Quanto aos Direitos Humanos, sua universalidade e defesa efetiva encontram-se dizimadas porque, na lógica do Estado-Nação, cada Estado tem a faculdade de aplicar suas leis dentro de suas próprias fronteiras, devendo respeitar o direito recíproco de outros Estados de fazer o mesmo. As diferenças entre os Estados são, em última instância, resolvidas pela força, em um meio anárquico, sem regulação. Os Estados tomam decisões, segundo suas preferências para manter seu próprio poder ou para ampliá-lo.

Definitivamente, o sistema atual de relações econômicas, sociais e culturais já não pode encontrar solução no marco estatal e exige a transformação dos poderes ocultos em poderes legítimos e eficazes. O grande desafio deste século XXI é configurar uma nova ordem mundial, na qual os Direitos Humanos e a proteção ecológica do planeta constituam realmente a base do direito e da política. Certos assuntos devem ser tratados em um nível local, outros em um nível nacional, regional e global. A democracia deve adaptar-se a diferentes níveis de decisão política, segundo um critério de eficiência: os assuntos que possam ser tratados eficazmente por um nível inferior serão resolvidos neste nível, sem necessidade de elevar-se a nível contíguo (princípio de subsidiariedade).

Autores como David Held, Ulrick Beck e Jürgen Habermas propõem uma “Democracia Cosmopolita” (cf. no Google): uma governança mundial e uma democracia a partir do local para o global, sem aspirar a criar um Estado, um governo mundial ou uma federação de Estados.
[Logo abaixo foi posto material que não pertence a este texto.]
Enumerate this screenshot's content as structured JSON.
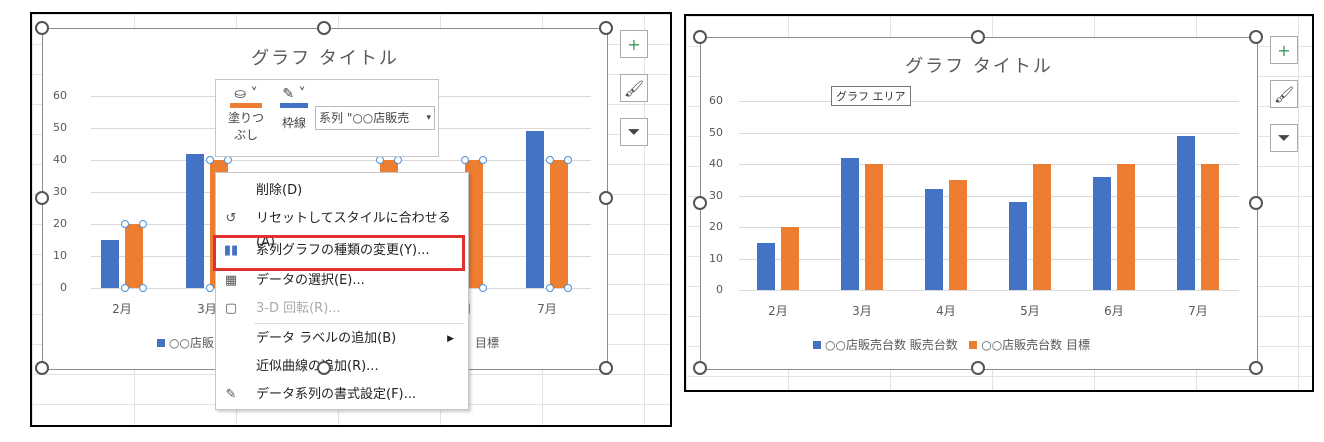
{
  "colors": {
    "series1": "#4472c4",
    "series2": "#ed7d31",
    "highlight": "#e03030"
  },
  "chart_data": {
    "type": "bar",
    "title": "グラフ タイトル",
    "categories": [
      "2月",
      "3月",
      "4月",
      "5月",
      "6月",
      "7月"
    ],
    "series": [
      {
        "name": "○○店販売台数 販売台数",
        "values": [
          15,
          42,
          32,
          28,
          36,
          49
        ]
      },
      {
        "name": "○○店販売台数 目標",
        "values": [
          20,
          40,
          35,
          40,
          40,
          40
        ]
      }
    ],
    "ylim": [
      0,
      60
    ],
    "yticks": [
      "0",
      "10",
      "20",
      "30",
      "40",
      "50",
      "60"
    ],
    "grid": true,
    "legend": "bottom"
  },
  "left": {
    "legend_left": "○○店販",
    "legend_right": "目標"
  },
  "mini_toolbar": {
    "fill_label": "塗りつぶし",
    "fill_label_1": "塗りつ",
    "fill_label_2": "ぶし",
    "outline_label": "枠線",
    "series_select": "系列 \"○○店販売"
  },
  "context_menu": [
    {
      "label": "削除(D)",
      "icon": "none",
      "enabled": true
    },
    {
      "label": "リセットしてスタイルに合わせる(A)",
      "icon": "reset-style-icon",
      "enabled": true
    },
    {
      "label": "系列グラフの種類の変更(Y)...",
      "icon": "chart-type-icon",
      "enabled": true,
      "highlighted": true
    },
    {
      "label": "データの選択(E)...",
      "icon": "select-data-icon",
      "enabled": true
    },
    {
      "label": "3-D 回転(R)...",
      "icon": "3d-rotation-icon",
      "enabled": false
    },
    {
      "label": "データ ラベルの追加(B)",
      "icon": "none",
      "enabled": true,
      "submenu": true
    },
    {
      "label": "近似曲線の追加(R)...",
      "icon": "none",
      "enabled": true
    },
    {
      "label": "データ系列の書式設定(F)...",
      "icon": "format-series-icon",
      "enabled": true
    }
  ],
  "right": {
    "tooltip": "グラフ エリア"
  },
  "side_buttons": [
    {
      "icon": "plus-icon",
      "glyph": "+"
    },
    {
      "icon": "brush-icon",
      "glyph": "🖌"
    },
    {
      "icon": "filter-icon",
      "glyph": "⏷"
    }
  ]
}
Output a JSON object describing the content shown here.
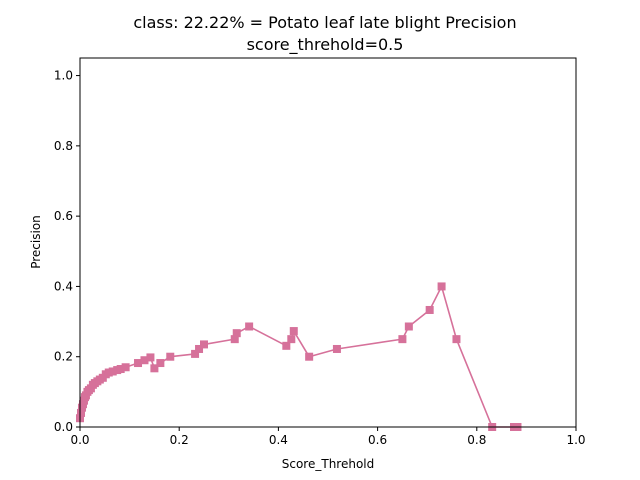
{
  "chart_data": {
    "type": "line",
    "title_line1": "class: 22.22% = Potato leaf late blight Precision",
    "title_line2": "score_threhold=0.5",
    "xlabel": "Score_Threhold",
    "ylabel": "Precision",
    "xlim": [
      0.0,
      1.0
    ],
    "ylim": [
      0.0,
      1.05
    ],
    "x_ticks": [
      "0.0",
      "0.2",
      "0.4",
      "0.6",
      "0.8",
      "1.0"
    ],
    "y_ticks": [
      "0.0",
      "0.2",
      "0.4",
      "0.6",
      "0.8",
      "1.0"
    ],
    "grid": false,
    "series": [
      {
        "color": "#d6719a",
        "marker": "square",
        "x": [
          0.0,
          0.002,
          0.004,
          0.006,
          0.008,
          0.01,
          0.012,
          0.015,
          0.018,
          0.022,
          0.026,
          0.03,
          0.035,
          0.04,
          0.046,
          0.052,
          0.058,
          0.066,
          0.075,
          0.082,
          0.092,
          0.117,
          0.13,
          0.142,
          0.15,
          0.162,
          0.182,
          0.232,
          0.24,
          0.25,
          0.312,
          0.316,
          0.341,
          0.416,
          0.426,
          0.431,
          0.462,
          0.518,
          0.65,
          0.663,
          0.705,
          0.729,
          0.759,
          0.831,
          0.875,
          0.882
        ],
        "y": [
          0.025,
          0.04,
          0.055,
          0.065,
          0.075,
          0.085,
          0.09,
          0.1,
          0.105,
          0.11,
          0.12,
          0.125,
          0.13,
          0.135,
          0.14,
          0.15,
          0.155,
          0.158,
          0.162,
          0.165,
          0.17,
          0.182,
          0.19,
          0.198,
          0.167,
          0.182,
          0.2,
          0.208,
          0.222,
          0.235,
          0.25,
          0.267,
          0.286,
          0.231,
          0.25,
          0.273,
          0.2,
          0.222,
          0.25,
          0.286,
          0.333,
          0.4,
          0.25,
          0.0,
          0.0,
          0.0
        ]
      }
    ]
  }
}
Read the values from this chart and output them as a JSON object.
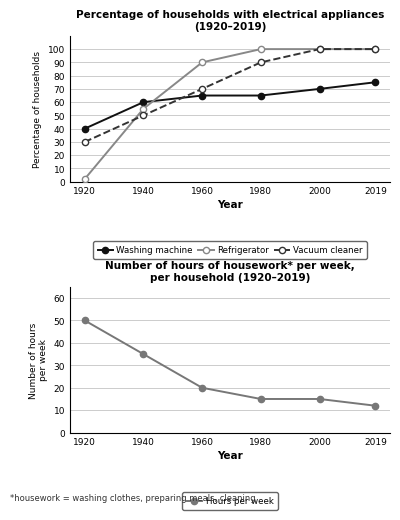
{
  "years": [
    1920,
    1940,
    1960,
    1980,
    2000,
    2019
  ],
  "washing_machine": [
    40,
    60,
    65,
    65,
    70,
    75
  ],
  "refrigerator": [
    2,
    55,
    90,
    100,
    100,
    100
  ],
  "vacuum_cleaner": [
    30,
    50,
    70,
    90,
    100,
    100
  ],
  "hours_per_week": [
    50,
    35,
    20,
    15,
    15,
    12
  ],
  "title1": "Percentage of households with electrical appliances\n(1920–2019)",
  "title2": "Number of hours of housework* per week,\nper household (1920–2019)",
  "ylabel1": "Percentage of households",
  "ylabel2": "Number of hours\nper week",
  "xlabel": "Year",
  "footnote": "*housework = washing clothes, preparing meals, cleaning",
  "ylim1": [
    0,
    110
  ],
  "ylim2": [
    0,
    65
  ],
  "yticks1": [
    0,
    10,
    20,
    30,
    40,
    50,
    60,
    70,
    80,
    90,
    100
  ],
  "yticks2": [
    0,
    10,
    20,
    30,
    40,
    50,
    60
  ],
  "color_wm": "#111111",
  "color_ref": "#888888",
  "color_vac": "#333333",
  "color_hours": "#777777",
  "bg_color": "#ffffff"
}
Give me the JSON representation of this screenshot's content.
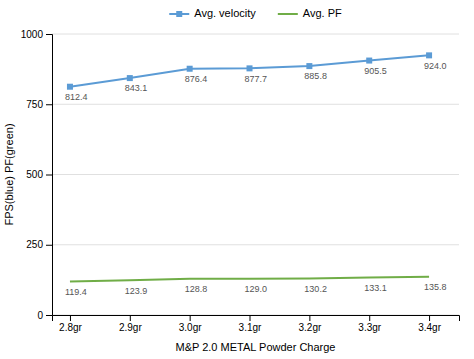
{
  "chart_data": {
    "type": "line",
    "x": [
      2.8,
      2.9,
      3.0,
      3.1,
      3.2,
      3.3,
      3.4
    ],
    "series": [
      {
        "name": "Avg. velocity",
        "color": "#5b9bd5",
        "marker": "square",
        "values": [
          812.4,
          843.1,
          876.4,
          877.7,
          885.8,
          905.5,
          924.0
        ],
        "value_labels": [
          "812.4",
          "843.1",
          "876.4",
          "877.7",
          "885.8",
          "905.5",
          "924.0"
        ]
      },
      {
        "name": "Avg. PF",
        "color": "#70ad47",
        "marker": "none",
        "values": [
          119.4,
          123.9,
          128.8,
          129.0,
          130.2,
          133.1,
          135.8
        ],
        "value_labels": [
          "119.4",
          "123.9",
          "128.8",
          "129.0",
          "130.2",
          "133.1",
          "135.8"
        ]
      }
    ],
    "xlabel": "M&P 2.0 METAL Powder Charge",
    "ylabel": "FPS(blue) PF(green)",
    "xlim": [
      2.77,
      3.45
    ],
    "xticks": [
      {
        "value": 2.8,
        "label": "2.8gr"
      },
      {
        "value": 2.9,
        "label": "2.9gr"
      },
      {
        "value": 3.0,
        "label": "3.0gr"
      },
      {
        "value": 3.1,
        "label": "3.1gr"
      },
      {
        "value": 3.2,
        "label": "3.2gr"
      },
      {
        "value": 3.3,
        "label": "3.3gr"
      },
      {
        "value": 3.4,
        "label": "3.4gr"
      }
    ],
    "ylim": [
      0,
      1000
    ],
    "yticks": [
      0,
      250,
      500,
      750,
      1000
    ],
    "grid": true,
    "legend": "top",
    "data_labels": true
  }
}
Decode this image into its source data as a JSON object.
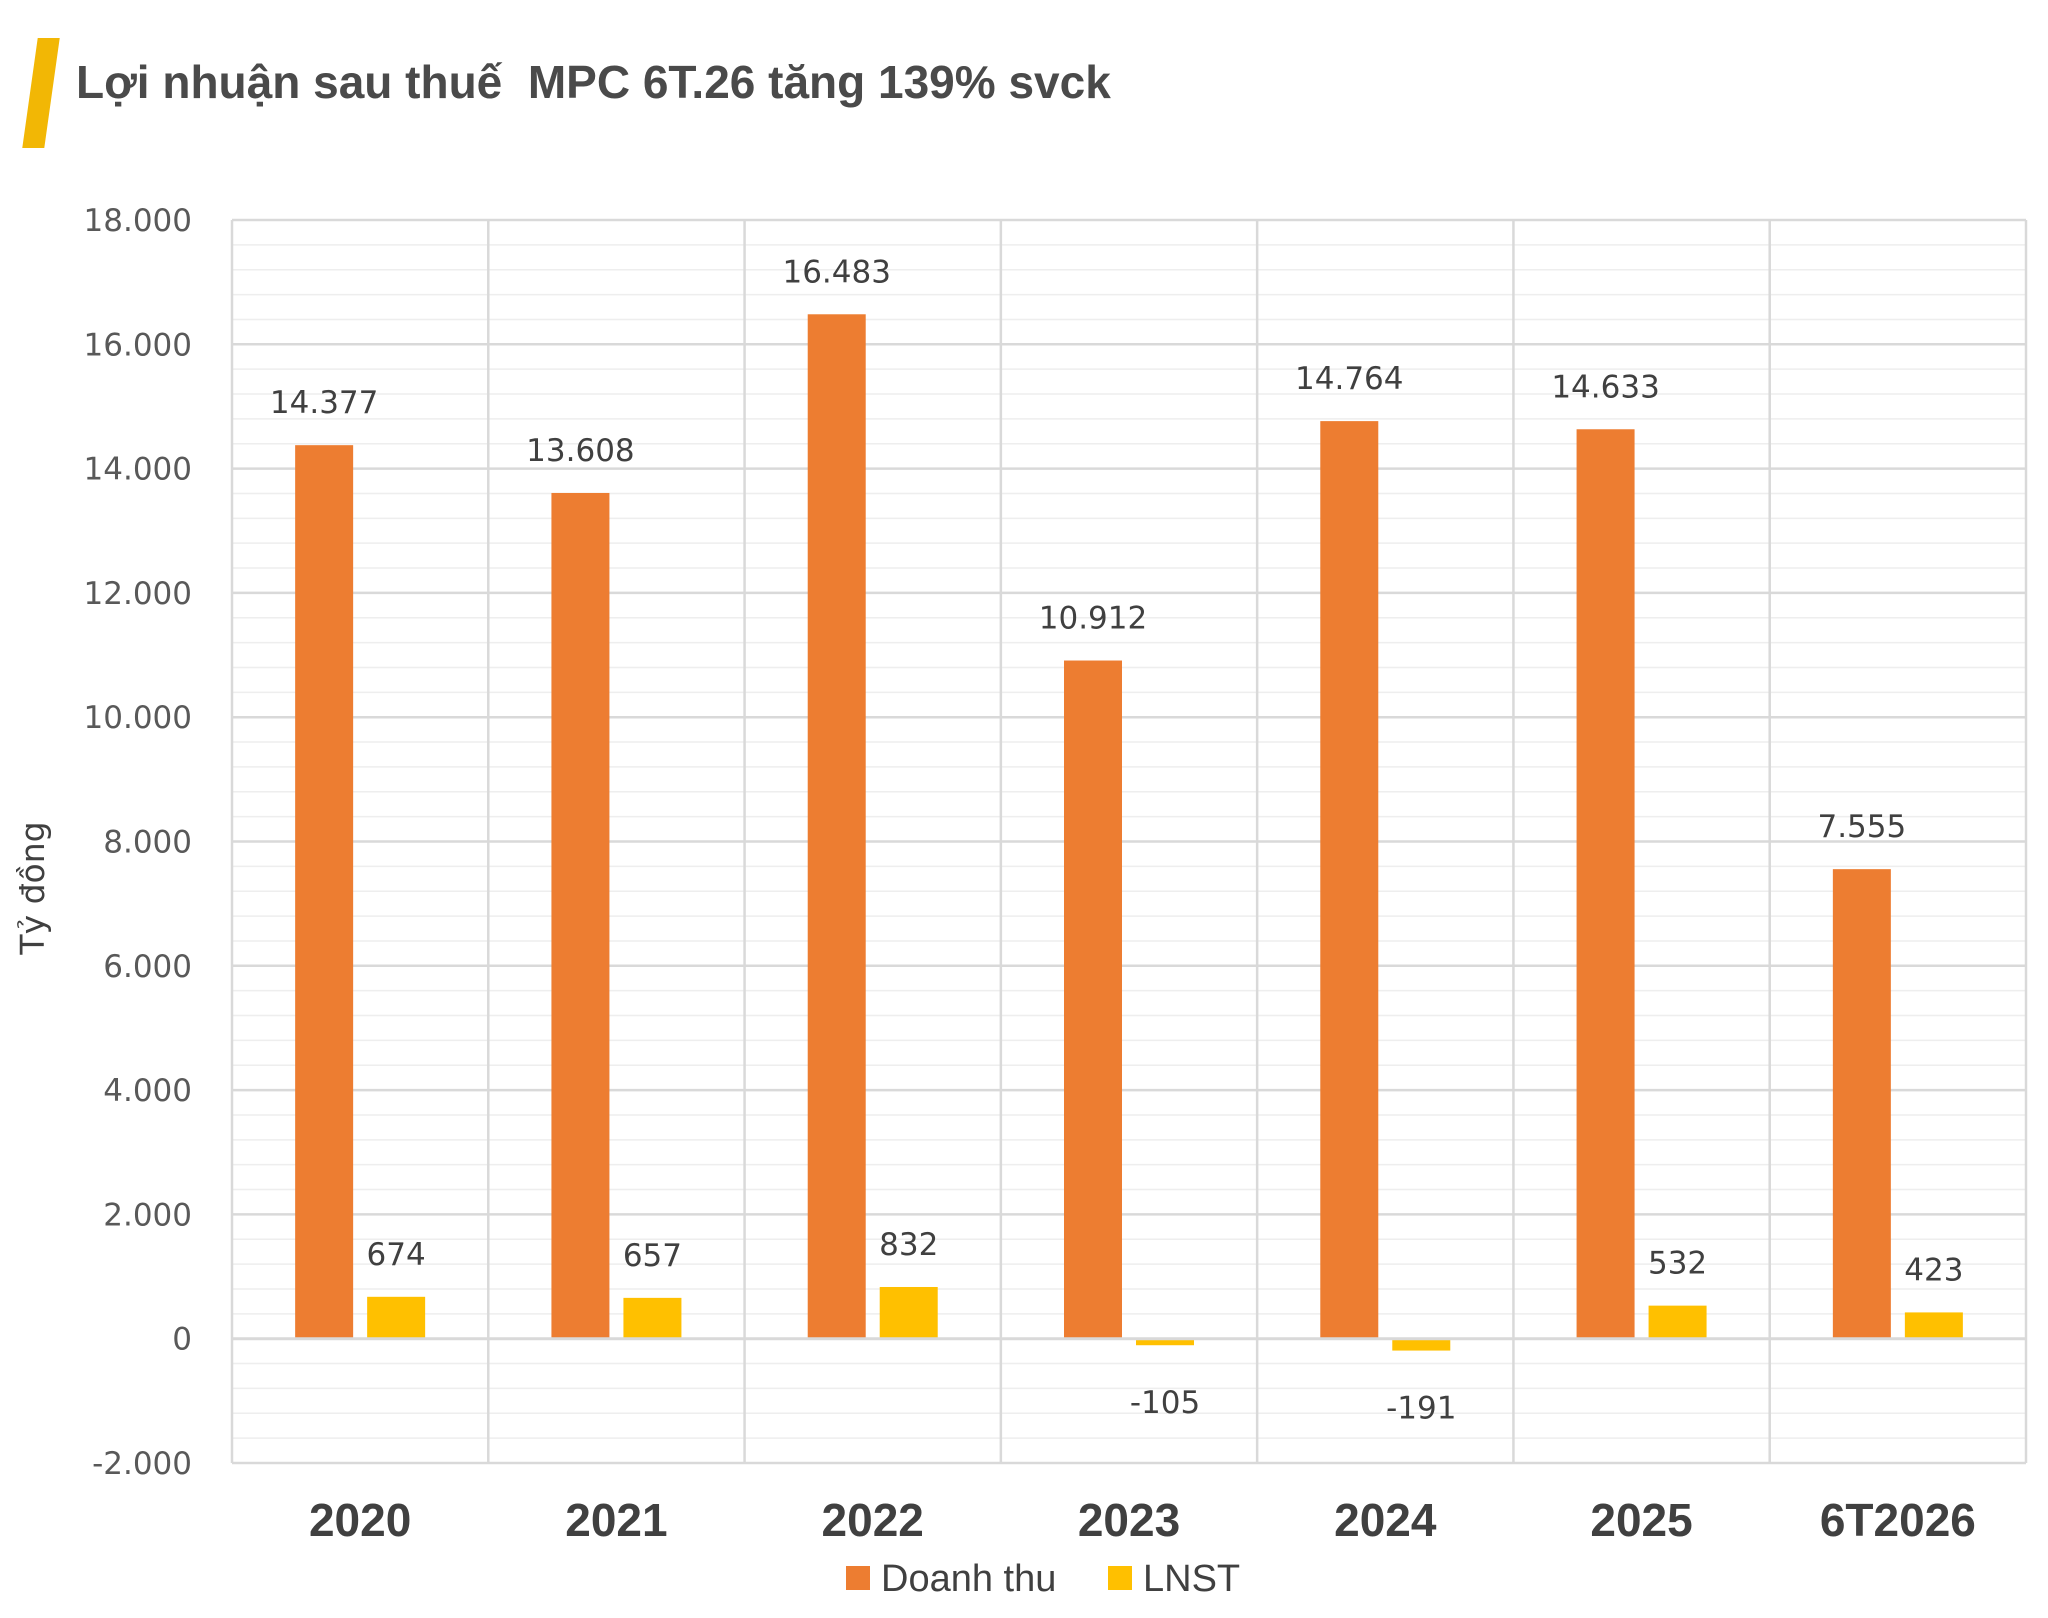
{
  "header": {
    "title": "Lợi nhuận sau thuế  MPC 6T.26 tăng 139% svck",
    "accent_color": "#f2b705"
  },
  "chart_data": {
    "type": "bar",
    "title": "Lợi nhuận sau thuế  MPC 6T.26 tăng 139% svck",
    "xlabel": "",
    "ylabel": "Tỷ đồng",
    "categories": [
      "2020",
      "2021",
      "2022",
      "2023",
      "2024",
      "2025",
      "6T2026"
    ],
    "series": [
      {
        "name": "Doanh thu",
        "color": "#ed7d31",
        "values": [
          14377,
          13608,
          16483,
          10912,
          14764,
          14633,
          7555
        ],
        "labels": [
          "14.377",
          "13.608",
          "16.483",
          "10.912",
          "14.764",
          "14.633",
          "7.555"
        ]
      },
      {
        "name": "LNST",
        "color": "#ffc000",
        "values": [
          674,
          657,
          832,
          -105,
          -191,
          532,
          423
        ],
        "labels": [
          "674",
          "657",
          "832",
          "-105",
          "-191",
          "532",
          "423"
        ]
      }
    ],
    "ylim": [
      -2000,
      18000
    ],
    "yticks": [
      -2000,
      0,
      2000,
      4000,
      6000,
      8000,
      10000,
      12000,
      14000,
      16000,
      18000
    ],
    "ytick_labels": [
      "-2.000",
      "0",
      "2.000",
      "4.000",
      "6.000",
      "8.000",
      "10.000",
      "12.000",
      "14.000",
      "16.000",
      "18.000"
    ],
    "minor_gridlines": true,
    "legend_position": "bottom-center"
  }
}
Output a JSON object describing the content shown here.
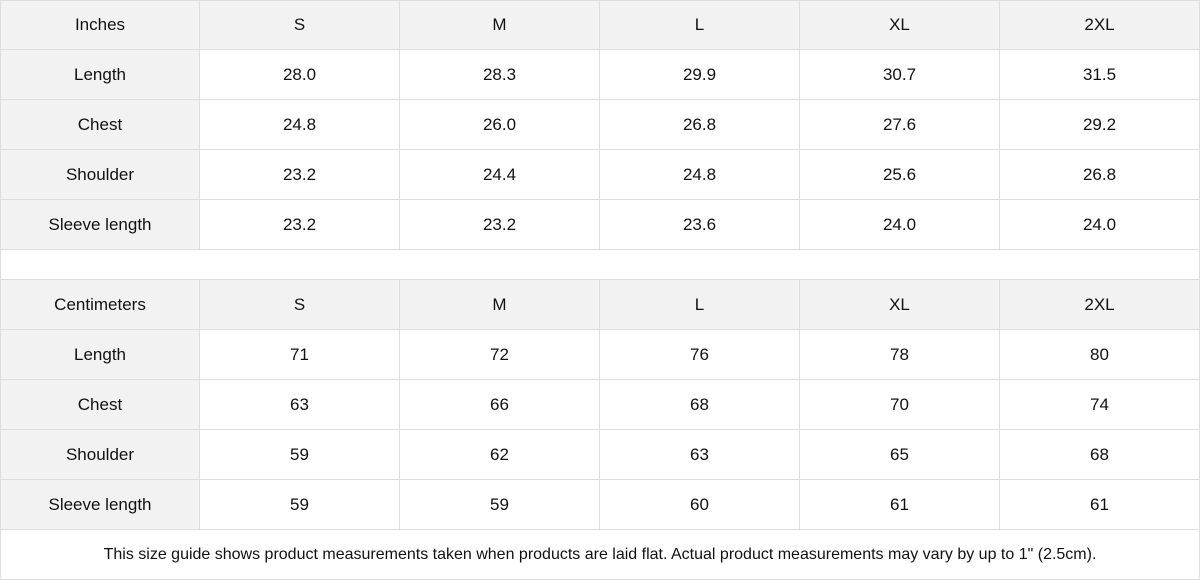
{
  "tables": [
    {
      "unit": "Inches",
      "sizes": [
        "S",
        "M",
        "L",
        "XL",
        "2XL"
      ],
      "rows": [
        {
          "label": "Length",
          "values": [
            "28.0",
            "28.3",
            "29.9",
            "30.7",
            "31.5"
          ]
        },
        {
          "label": "Chest",
          "values": [
            "24.8",
            "26.0",
            "26.8",
            "27.6",
            "29.2"
          ]
        },
        {
          "label": "Shoulder",
          "values": [
            "23.2",
            "24.4",
            "24.8",
            "25.6",
            "26.8"
          ]
        },
        {
          "label": "Sleeve length",
          "values": [
            "23.2",
            "23.2",
            "23.6",
            "24.0",
            "24.0"
          ]
        }
      ]
    },
    {
      "unit": "Centimeters",
      "sizes": [
        "S",
        "M",
        "L",
        "XL",
        "2XL"
      ],
      "rows": [
        {
          "label": "Length",
          "values": [
            "71",
            "72",
            "76",
            "78",
            "80"
          ]
        },
        {
          "label": "Chest",
          "values": [
            "63",
            "66",
            "68",
            "70",
            "74"
          ]
        },
        {
          "label": "Shoulder",
          "values": [
            "59",
            "62",
            "63",
            "65",
            "68"
          ]
        },
        {
          "label": "Sleeve length",
          "values": [
            "59",
            "59",
            "60",
            "61",
            "61"
          ]
        }
      ]
    }
  ],
  "footer_note": "This size guide shows product measurements taken when products are laid flat.  Actual product measurements may vary by up to 1\" (2.5cm)."
}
Poder-se-ia objetar que tal proposta não parece contar com muitos adeptos entre a população, que a solidariedade para além das fronteiras vigentes é um ideal de pouco enraizamento na realidade, ainda mais quando se trata de pessoas com religiões, tradições e culturas muito diferentes.

Sem dúvida, também é certo que cresce uma sociedade civil mundial e que se estendem as redes de comunicação por todo o planeta; que aumentam os laços afetivos entre pessoas de diferentes Estados e que se ampliam os horizontes do mundo das pessoas (por exemplo, pode-se ser de origem mauritana, budista e sócio do Barcelona Futebol Clube, falar a língua wolof da Mauritânia e da África Ocidental e francês, dançar salsa e ser aficionado nas novelas de Gabriel García Márques, etc). Tudo isso possibilita que se estenda uma rede de solidariedade global.

Também se poderia objetar que se ampliam fenômenos aparentemente opostos ao ideal cosmopolita: a reivindicação de formar um Estado soberano por parte de diferentes culturas que não se sentem suficientemente reconhecidas: bascos e catalães, na Espanha; aimarás, na Bolívia, Chile e Peru; curdos na Turquia; entre muitos outros. Não obstante, a democracia cosmopolita não procura suprimir as identidades locais, nem sacrificar línguas ou culturas, mas sim, articulá-los dentro de redes e centros de poder democráticos mundiais. As dificuldades podem ser muitas, mas há que colocar também no prato da balança que tanto a não ação como a estrutura vigente de Estados-Nações atuais nos levam ao colapso, ao desastre ecológico, a enormes diferenças econômicas e, por fim, a Guerras.

Neste momento, a base da democracia cosmopolita, ou seja, alguns direitos universais é uma aspiração ou uma exigência moral. Depende de se converter esta aspiração em direito positivo mundial para que prevaleça nossa condição comum de seres humanos acima de toda discriminação étnica, nacional, linguística, territorial ou cultural.